Воспоминания всех, кто бывал у Чехова в Ялте, говорят о жадном "впитывании" писателем всех доносившихся до него сведений о том, что происходит в "эпицентре" нараставших событий.
В этой связи примечательна заметная эволюция отношения Чехова к студенческим волнениям, которые прежде часто казались ему лишь одной из форм поверхностного и быстро "выветривающегося" либерализма, а на рубеже веков стали, по свидетельству мемуаристов, вызывать у писателя несравненно больший интерес и сочувствие.
Стремлением пополнить запас своих знаний о жизни промышленной России была, очевидно, продиктована и поездка уже тяжелобольного Чехова вместе с Саввой Морозовым в его уральские "владения". Интересны также свидетельства Н.Гарина (Михайловского) и других, что писатель лелеял планы нового путешествия на Дальний Восток по своей медицинской специальности в связи с началом войны с Японией.
Реакция Чехова на события этой войны, запечатленная в знаменитой книге К.С.Станиславского "Моя жизнь в искусстве" и в ныне публикуемой мемуарной заметке В.Л.Книппер-Нардова, по своей страстности 24 и бескомпромиссности живо напоминает отношение передовой части русского общества середины прошлого века к Крымской войне, чреватой в случае победы упрочением реакционного порядка, а в случае поражения - возможностью "сильных и благих потрясений", если воспользоваться пушкинскими словами. Думается, что чеховские высказывания на этот счет близки и оценкам современной ему радикальной публицистики.
Увы, сила чеховского духа, его мысли, возраставшая мощь его как художника находились в трагическом контрасте с неумолимо развивавшейся болезнью.
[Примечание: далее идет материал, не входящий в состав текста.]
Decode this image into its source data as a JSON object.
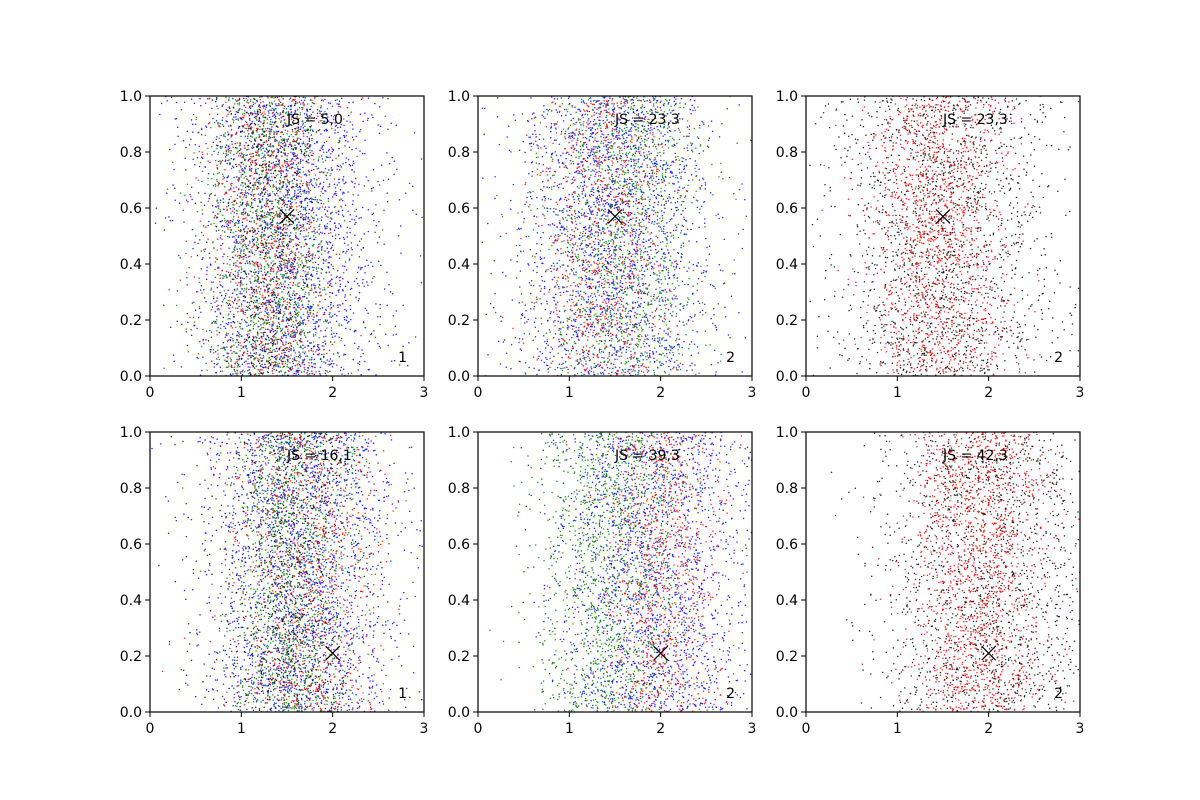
{
  "chart_data": [
    {
      "type": "scatter",
      "panel_label": "1",
      "annotation": "JS = 5,0",
      "xlim": [
        0,
        3
      ],
      "ylim": [
        0,
        1
      ],
      "xticks": [
        "0",
        "1",
        "2",
        "3"
      ],
      "yticks": [
        "0.0",
        "0.2",
        "0.4",
        "0.6",
        "0.8",
        "1.0"
      ],
      "marker": {
        "x": 1.5,
        "y": 0.57
      },
      "series": [
        {
          "color": "#0000ff",
          "center_x": 1.5,
          "spread_x": 0.55,
          "points": 2200
        },
        {
          "color": "#008000",
          "center_x": 1.3,
          "spread_x": 0.35,
          "points": 1300
        },
        {
          "color": "#ff0000",
          "center_x": 1.35,
          "spread_x": 0.35,
          "points": 1000
        },
        {
          "color": "#000000",
          "center_x": 1.3,
          "spread_x": 0.3,
          "points": 600
        }
      ]
    },
    {
      "type": "scatter",
      "panel_label": "2",
      "annotation": "JS = 23,3",
      "xlim": [
        0,
        3
      ],
      "ylim": [
        0,
        1
      ],
      "xticks": [
        "0",
        "1",
        "2",
        "3"
      ],
      "yticks": [
        "0.0",
        "0.2",
        "0.4",
        "0.6",
        "0.8",
        "1.0"
      ],
      "marker": {
        "x": 1.5,
        "y": 0.57
      },
      "series": [
        {
          "color": "#0000ff",
          "center_x": 1.5,
          "spread_x": 0.55,
          "points": 2200
        },
        {
          "color": "#008000",
          "center_x": 1.6,
          "spread_x": 0.45,
          "points": 1300
        },
        {
          "color": "#ff0000",
          "center_x": 1.4,
          "spread_x": 0.35,
          "points": 900
        }
      ]
    },
    {
      "type": "scatter",
      "panel_label": "2",
      "annotation": "JS = 23,3",
      "xlim": [
        0,
        3
      ],
      "ylim": [
        0,
        1
      ],
      "xticks": [
        "0",
        "1",
        "2",
        "3"
      ],
      "yticks": [
        "0.0",
        "0.2",
        "0.4",
        "0.6",
        "0.8",
        "1.0"
      ],
      "marker": {
        "x": 1.5,
        "y": 0.57
      },
      "series": [
        {
          "color": "#000000",
          "center_x": 1.5,
          "spread_x": 0.6,
          "points": 1700
        },
        {
          "color": "#ff0000",
          "center_x": 1.45,
          "spread_x": 0.4,
          "points": 1500
        }
      ]
    },
    {
      "type": "scatter",
      "panel_label": "1",
      "annotation": "JS = 16,1",
      "xlim": [
        0,
        3
      ],
      "ylim": [
        0,
        1
      ],
      "xticks": [
        "0",
        "1",
        "2",
        "3"
      ],
      "yticks": [
        "0.0",
        "0.2",
        "0.4",
        "0.6",
        "0.8",
        "1.0"
      ],
      "marker": {
        "x": 2.0,
        "y": 0.21
      },
      "series": [
        {
          "color": "#0000ff",
          "center_x": 1.6,
          "spread_x": 0.55,
          "points": 2200
        },
        {
          "color": "#008000",
          "center_x": 1.55,
          "spread_x": 0.35,
          "points": 1300
        },
        {
          "color": "#ff0000",
          "center_x": 1.7,
          "spread_x": 0.4,
          "points": 1000
        },
        {
          "color": "#000000",
          "center_x": 1.5,
          "spread_x": 0.35,
          "points": 600
        }
      ]
    },
    {
      "type": "scatter",
      "panel_label": "2",
      "annotation": "JS = 39,3",
      "xlim": [
        0,
        3
      ],
      "ylim": [
        0,
        1
      ],
      "xticks": [
        "0",
        "1",
        "2",
        "3"
      ],
      "yticks": [
        "0.0",
        "0.2",
        "0.4",
        "0.6",
        "0.8",
        "1.0"
      ],
      "marker": {
        "x": 2.0,
        "y": 0.21
      },
      "series": [
        {
          "color": "#0000ff",
          "center_x": 1.95,
          "spread_x": 0.55,
          "points": 2000
        },
        {
          "color": "#008000",
          "center_x": 1.45,
          "spread_x": 0.4,
          "points": 1300
        },
        {
          "color": "#ff0000",
          "center_x": 2.0,
          "spread_x": 0.35,
          "points": 1000
        }
      ]
    },
    {
      "type": "scatter",
      "panel_label": "2",
      "annotation": "JS = 42,3",
      "xlim": [
        0,
        3
      ],
      "ylim": [
        0,
        1
      ],
      "xticks": [
        "0",
        "1",
        "2",
        "3"
      ],
      "yticks": [
        "0.0",
        "0.2",
        "0.4",
        "0.6",
        "0.8",
        "1.0"
      ],
      "marker": {
        "x": 2.0,
        "y": 0.21
      },
      "series": [
        {
          "color": "#000000",
          "center_x": 2.0,
          "spread_x": 0.6,
          "points": 1600
        },
        {
          "color": "#ff0000",
          "center_x": 1.9,
          "spread_x": 0.4,
          "points": 1600
        }
      ]
    }
  ]
}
Во многих воспоминаниях о встречах с писателем в эти годы вольно или невольно запечатлелись доныне ранящие сердце подробности его физического угасания - все возраставшие слабость и худоба, руки, лежавшие на обострившихся коленях, тяжелые приступы кашля и кровохарканья, после которых он, по собственному выражению, превращался в "стрекозиные мощи".
Величайшая выдержка и тут не изменяла Чехову, и лишь в некоторых, запомнившихся мемуаристам разговорах, во "вспыхивавших", по свидетельству Станиславского, "фразах большого томления и грусти", слышится тайный отголосок той горькой мысли, которой он напрямик и всерьез, кажется, лишь однажды поделился в мимолетном ночном дорожном разговоре с M.M.Ковалевским: "Как врач, я знаю, что моя жизнь будет коротка".
Быть может, и сюжет "водевиля", рассказанный им еще в Мелихове Т.Л.Щепкиной-Куперник ("пережидают двое дождь в пустой риге, шутят, смеются, сушат зонты, в любви объясняются - потом дождь проходит, солнце - и вдруг он умирает от разрыва сердца!"), порожден грустным раздумьем писателя о краткости отпущенных ему сроков.
Начало века с общими и, в частности, самого Чехова надеждами не могло не обострить этого ощущения: "...дождь проходит, солнце - и вдруг он умирает!"
В памяти современников не доживший до "солнца" писатель остался его предвестником, обладателем "необыкновенно правильной души", вносившим в мир ноты высочайшей человечности и решительного неприятия всякой несправедливости.
Вероятно, Чехов при его величайшей скромности чувствовал себя крайне неловко, когда Лев Толстой в его присутствии со слезами на глазах восхищался "Душечкой", говоря:
- Это - как бы кружево, сплетенное целомудренной девушкой; были в старину такие девушки-кружевницы, "вековуши", они всю жизнь свою, все мечты о счастье влагали в узор.
Но трудно найти слова, которые вернее передавали бы ощущение, порождаемое и творчеством писателя, и самой его личностью.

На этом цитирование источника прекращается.